More than 200 students test positive for COVID-19 after first week of classes

The information was released in the UA System’s first COVID-19 dashboard update of 2021.

More+than+200+students+test+positive+for+COVID-19+after+first+week+of+classes

More than 200 UA students tested positive for COVID-19 after the first week of classes of the spring semester. No sentinel testing numbers were published in Friday’s COVID-19 dashboard update from the UA System.

In the first testing period of the spring 2021 semester, 205 students and 22 faculty or staff members have tested positive for COVID-19. This is the fifth highest weekly case total at The University of Alabama since the beginning of the fall 2020 semester. 

This case count comes over a week after students and Tuscaloosa residents flooded the Strip to celebrate a dominant Crimson Tide victory in the College Football Playoff National Championship. Hundreds of people gathered on the Strip before the Tuscaloosa Police Department eventually forced them to disperse. 

No sentinel testing numbers were published after the first week of classes despite promises of increased testing efforts by the University in the first three weeks of the spring semester. While no numbers have been published, Vice President of Student Life Myron Pope said that sentinel testing is “in full swing.” 

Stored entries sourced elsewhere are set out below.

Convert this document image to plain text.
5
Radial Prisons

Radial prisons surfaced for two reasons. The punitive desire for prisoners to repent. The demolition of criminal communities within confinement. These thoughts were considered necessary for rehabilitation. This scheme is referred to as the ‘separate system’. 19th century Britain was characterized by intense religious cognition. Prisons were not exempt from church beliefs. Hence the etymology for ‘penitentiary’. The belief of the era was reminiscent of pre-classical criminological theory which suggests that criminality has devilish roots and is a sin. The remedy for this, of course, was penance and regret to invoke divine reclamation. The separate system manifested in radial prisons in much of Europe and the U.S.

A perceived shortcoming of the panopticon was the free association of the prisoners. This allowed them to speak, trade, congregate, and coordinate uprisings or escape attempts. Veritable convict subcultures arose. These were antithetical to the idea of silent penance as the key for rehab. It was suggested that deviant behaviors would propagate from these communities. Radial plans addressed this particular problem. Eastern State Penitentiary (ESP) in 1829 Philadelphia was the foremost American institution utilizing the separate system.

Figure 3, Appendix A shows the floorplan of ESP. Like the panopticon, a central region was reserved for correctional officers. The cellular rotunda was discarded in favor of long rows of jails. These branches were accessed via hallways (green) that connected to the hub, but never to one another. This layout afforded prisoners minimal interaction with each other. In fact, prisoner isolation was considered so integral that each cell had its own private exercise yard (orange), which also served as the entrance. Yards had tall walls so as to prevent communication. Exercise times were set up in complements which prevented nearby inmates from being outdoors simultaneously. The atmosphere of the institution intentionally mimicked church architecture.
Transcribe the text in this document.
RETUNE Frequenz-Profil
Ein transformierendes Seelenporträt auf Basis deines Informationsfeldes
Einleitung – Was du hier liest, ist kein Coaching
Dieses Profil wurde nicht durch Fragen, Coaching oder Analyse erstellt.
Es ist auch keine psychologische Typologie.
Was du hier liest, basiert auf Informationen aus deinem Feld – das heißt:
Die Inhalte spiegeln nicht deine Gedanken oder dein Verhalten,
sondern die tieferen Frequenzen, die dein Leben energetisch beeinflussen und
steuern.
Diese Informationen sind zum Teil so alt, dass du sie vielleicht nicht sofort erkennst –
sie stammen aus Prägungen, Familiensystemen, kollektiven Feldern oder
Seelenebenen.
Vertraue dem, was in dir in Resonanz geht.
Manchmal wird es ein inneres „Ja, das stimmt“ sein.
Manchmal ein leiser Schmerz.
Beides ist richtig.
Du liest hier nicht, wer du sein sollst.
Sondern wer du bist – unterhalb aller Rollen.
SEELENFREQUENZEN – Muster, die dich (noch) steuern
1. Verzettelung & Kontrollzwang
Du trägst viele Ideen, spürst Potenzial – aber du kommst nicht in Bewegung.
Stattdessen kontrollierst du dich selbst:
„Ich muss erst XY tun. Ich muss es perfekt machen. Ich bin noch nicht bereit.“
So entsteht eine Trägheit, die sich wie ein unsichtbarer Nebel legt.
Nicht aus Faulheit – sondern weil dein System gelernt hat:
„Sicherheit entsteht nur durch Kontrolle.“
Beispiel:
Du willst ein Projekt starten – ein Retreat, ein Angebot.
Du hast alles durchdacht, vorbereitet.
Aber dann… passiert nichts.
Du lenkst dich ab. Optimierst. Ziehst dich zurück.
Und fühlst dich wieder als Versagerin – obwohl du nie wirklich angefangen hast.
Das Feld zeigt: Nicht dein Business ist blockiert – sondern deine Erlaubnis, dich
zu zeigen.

In December, the University announced that they would be moving away from GuideSafe sentinel testing and would instead conduct sentinel testing through the Student Health Center and University Medical Center. 

More recently, UA administrators said that sentinel testing would be conducted weekly for the first three weeks before being reported every other week. Incentives, such as Starbucks gift cards and Bama Cash, are being offered to students.

The move was made to help meet the goal of testing 2.5% of the University population each week, a goal that was not met during the fall semester of GuideSafe sentinel testing. UAB and UAH elected to continue use of GuideSafe for their sentinel testing efforts.

Ten percent of the 518 available isolation spaces are currently in use by University students. This figure falls short of the 40% occupancy rate seen during the height of the campus case count in early September 2020, when 858 cases were reported among students.

Re-entry testing was limited to only residential students this semester, which resulted in a 1% positivity rate among the more than 7,000 students tested.